Where the Typhon grew, worse than silence reigned. The knots of this universe were undone: geodesics failed, sightlines achieved fractal terminations, information swallowed by so many varieties of singularity—collapse, estoppage, endvols, countercepts, twistfolds, enigmachrons, fermion dismays—
And it grew faster than signals could convey, tearing through the aged matrix, eating up the rotting fabric, creating regions not of darkness—those at least were familiar—but of inconsistent, lawless misrule. It was said that anything could happen there. Perhaps more accurately, it was widely reported that everythinghappened there.
This, even the hardiest and most stubborn of all Earth’s children—the last wave of the Diaspora—could not tolerate. This, they could not fight. Most succumbed.
The mind-numbing vastness of their reduction defied historical measure. Survivors who still cherished their terrestrial origins finally retreated to the ancient home system, where humanity—its offspring, hybrids, and manifold allies—now cowered in the fastness of old Earth, living under the dwindling light of a rekindled sun and surrounded by the last few dying planets.
Those who had transformed themselves into new kinds of mass and energy were forced to live together, in very reduced circumstances.
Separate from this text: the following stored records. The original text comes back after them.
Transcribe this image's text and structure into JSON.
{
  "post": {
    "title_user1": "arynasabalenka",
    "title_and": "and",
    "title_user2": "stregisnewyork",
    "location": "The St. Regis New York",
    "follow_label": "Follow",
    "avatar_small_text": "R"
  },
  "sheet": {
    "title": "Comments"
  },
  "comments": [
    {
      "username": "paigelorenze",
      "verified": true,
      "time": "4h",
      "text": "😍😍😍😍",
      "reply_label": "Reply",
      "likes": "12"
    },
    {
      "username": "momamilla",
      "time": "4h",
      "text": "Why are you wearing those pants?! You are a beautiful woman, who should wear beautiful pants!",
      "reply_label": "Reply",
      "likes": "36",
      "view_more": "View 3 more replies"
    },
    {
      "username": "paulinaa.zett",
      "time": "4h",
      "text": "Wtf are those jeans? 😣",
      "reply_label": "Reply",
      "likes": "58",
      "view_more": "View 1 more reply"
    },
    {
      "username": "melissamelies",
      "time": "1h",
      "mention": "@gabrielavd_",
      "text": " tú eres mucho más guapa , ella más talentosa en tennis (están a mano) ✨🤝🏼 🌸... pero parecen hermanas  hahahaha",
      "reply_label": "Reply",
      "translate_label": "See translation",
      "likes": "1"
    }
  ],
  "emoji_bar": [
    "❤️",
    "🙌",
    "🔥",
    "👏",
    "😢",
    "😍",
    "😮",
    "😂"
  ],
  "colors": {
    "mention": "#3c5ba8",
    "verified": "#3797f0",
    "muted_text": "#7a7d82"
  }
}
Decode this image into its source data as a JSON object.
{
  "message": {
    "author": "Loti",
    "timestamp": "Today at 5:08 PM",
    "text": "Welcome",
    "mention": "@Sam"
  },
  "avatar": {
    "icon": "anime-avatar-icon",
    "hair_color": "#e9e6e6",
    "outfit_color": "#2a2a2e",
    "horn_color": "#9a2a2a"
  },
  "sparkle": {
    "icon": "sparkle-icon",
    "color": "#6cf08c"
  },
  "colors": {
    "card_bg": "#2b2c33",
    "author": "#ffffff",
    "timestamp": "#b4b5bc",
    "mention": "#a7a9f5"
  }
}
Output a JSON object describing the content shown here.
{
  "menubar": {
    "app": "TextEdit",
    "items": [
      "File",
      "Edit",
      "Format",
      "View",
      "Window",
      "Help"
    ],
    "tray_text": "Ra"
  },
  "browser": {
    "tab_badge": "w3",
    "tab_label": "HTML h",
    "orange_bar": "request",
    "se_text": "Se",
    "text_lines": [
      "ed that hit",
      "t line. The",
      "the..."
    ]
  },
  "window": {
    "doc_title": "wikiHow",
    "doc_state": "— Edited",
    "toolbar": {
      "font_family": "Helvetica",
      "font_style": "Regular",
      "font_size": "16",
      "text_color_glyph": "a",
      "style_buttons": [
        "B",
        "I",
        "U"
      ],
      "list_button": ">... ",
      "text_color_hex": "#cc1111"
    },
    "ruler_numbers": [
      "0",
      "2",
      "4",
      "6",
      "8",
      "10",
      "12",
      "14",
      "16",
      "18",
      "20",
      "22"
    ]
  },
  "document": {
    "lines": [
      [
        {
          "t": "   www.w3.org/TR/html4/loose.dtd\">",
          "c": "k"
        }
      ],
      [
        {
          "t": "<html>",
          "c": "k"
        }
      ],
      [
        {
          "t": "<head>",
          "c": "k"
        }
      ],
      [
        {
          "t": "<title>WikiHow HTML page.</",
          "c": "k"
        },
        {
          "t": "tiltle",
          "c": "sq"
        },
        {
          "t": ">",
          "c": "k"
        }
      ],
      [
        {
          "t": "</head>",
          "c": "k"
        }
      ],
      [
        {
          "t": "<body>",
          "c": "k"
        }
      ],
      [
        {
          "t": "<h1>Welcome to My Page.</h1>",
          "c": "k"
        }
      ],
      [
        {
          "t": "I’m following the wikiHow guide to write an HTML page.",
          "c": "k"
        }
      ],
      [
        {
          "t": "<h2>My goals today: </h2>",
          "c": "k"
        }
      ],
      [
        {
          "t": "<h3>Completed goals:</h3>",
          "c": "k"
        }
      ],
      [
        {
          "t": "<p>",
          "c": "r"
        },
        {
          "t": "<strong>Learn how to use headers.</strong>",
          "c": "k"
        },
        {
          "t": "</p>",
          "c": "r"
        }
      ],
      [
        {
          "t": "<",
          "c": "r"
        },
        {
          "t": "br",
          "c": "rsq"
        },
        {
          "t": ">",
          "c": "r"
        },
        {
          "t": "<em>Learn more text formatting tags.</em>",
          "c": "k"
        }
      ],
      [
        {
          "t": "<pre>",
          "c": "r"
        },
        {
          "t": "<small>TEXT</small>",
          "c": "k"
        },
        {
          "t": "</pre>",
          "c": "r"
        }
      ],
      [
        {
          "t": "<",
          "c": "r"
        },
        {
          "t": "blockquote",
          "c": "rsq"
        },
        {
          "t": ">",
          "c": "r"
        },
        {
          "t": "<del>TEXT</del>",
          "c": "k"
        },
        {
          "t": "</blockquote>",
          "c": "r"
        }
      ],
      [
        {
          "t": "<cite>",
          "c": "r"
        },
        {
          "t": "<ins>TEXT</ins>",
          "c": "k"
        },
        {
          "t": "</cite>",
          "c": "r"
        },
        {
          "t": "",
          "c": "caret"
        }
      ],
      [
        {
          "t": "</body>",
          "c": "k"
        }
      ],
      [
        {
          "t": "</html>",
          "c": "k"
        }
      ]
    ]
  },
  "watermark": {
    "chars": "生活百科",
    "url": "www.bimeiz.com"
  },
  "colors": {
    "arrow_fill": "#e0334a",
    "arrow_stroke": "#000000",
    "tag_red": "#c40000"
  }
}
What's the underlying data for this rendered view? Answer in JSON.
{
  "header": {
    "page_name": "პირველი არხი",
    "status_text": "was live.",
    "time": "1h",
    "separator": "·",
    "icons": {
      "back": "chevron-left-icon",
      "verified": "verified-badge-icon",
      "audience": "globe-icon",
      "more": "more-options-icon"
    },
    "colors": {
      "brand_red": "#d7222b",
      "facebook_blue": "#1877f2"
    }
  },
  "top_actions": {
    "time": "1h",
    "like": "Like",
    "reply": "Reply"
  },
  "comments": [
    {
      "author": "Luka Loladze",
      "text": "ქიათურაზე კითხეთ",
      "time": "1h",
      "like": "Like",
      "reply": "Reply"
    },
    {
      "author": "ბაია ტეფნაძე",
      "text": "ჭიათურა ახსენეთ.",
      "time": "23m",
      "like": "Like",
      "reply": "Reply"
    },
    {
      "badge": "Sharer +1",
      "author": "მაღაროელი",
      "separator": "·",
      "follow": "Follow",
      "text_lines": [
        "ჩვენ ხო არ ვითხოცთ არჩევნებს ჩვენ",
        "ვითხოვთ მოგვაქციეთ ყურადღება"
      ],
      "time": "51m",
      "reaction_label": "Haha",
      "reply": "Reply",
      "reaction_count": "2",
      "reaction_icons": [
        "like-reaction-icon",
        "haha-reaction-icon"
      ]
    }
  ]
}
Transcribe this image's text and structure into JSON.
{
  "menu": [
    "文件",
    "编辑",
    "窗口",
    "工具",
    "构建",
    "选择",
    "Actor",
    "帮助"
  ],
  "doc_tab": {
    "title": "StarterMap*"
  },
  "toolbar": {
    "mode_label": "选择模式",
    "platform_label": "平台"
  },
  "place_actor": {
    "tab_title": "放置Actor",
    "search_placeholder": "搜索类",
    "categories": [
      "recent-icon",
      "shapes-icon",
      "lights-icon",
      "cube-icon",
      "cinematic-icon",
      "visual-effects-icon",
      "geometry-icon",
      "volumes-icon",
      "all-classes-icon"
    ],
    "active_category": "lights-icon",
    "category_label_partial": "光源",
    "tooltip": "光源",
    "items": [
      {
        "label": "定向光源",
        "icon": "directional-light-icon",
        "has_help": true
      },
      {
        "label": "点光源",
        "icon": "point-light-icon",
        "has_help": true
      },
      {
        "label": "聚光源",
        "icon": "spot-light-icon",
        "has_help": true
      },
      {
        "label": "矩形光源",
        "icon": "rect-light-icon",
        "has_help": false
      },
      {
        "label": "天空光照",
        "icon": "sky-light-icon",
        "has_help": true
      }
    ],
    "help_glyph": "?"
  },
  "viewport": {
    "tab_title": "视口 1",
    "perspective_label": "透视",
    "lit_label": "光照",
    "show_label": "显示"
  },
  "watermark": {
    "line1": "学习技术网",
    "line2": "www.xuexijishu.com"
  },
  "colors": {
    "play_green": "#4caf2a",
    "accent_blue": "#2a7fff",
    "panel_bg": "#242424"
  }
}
Difficult times followed—thousands of centuries of pointless violence: the
Mass Wars.
Outside, the Typhon raged—and gained.
In a way, the Kalpa’s last chapter had begun over a million years ago, when the City Princes of the twelve cities of Earth had commissioned Sangmer the Pilgrim to find and retrieve a former citizen called Polybiblios from the realms of the Shen—beings who claimed never to have shared ancestry with anything remotely human. Sangmer had crossed the last tracks of free cosmos to the sixty suns of the Shen, found Polybiblios living and working on the greatest of the Necklace Worlds, and carried him back between the threatened wastes, bearing knowledge he had gained from long study with the Shen. Sangmer also brought back to Earth a most unusual being named Ishanaxade. Some said Ishanaxade was the last of her kind, rescued and protected by the Shen, left to her own progress for a few million years and then given new form by Polybiblios. All the legends of those times—and they varied widely—agreed that Polybiblios adopted Ishanaxade, calling her his daughter, and that on the return journey, or shortly thereafter, she was betrothed to Sangmer, who was richly rewarded for his perilous and timely journey.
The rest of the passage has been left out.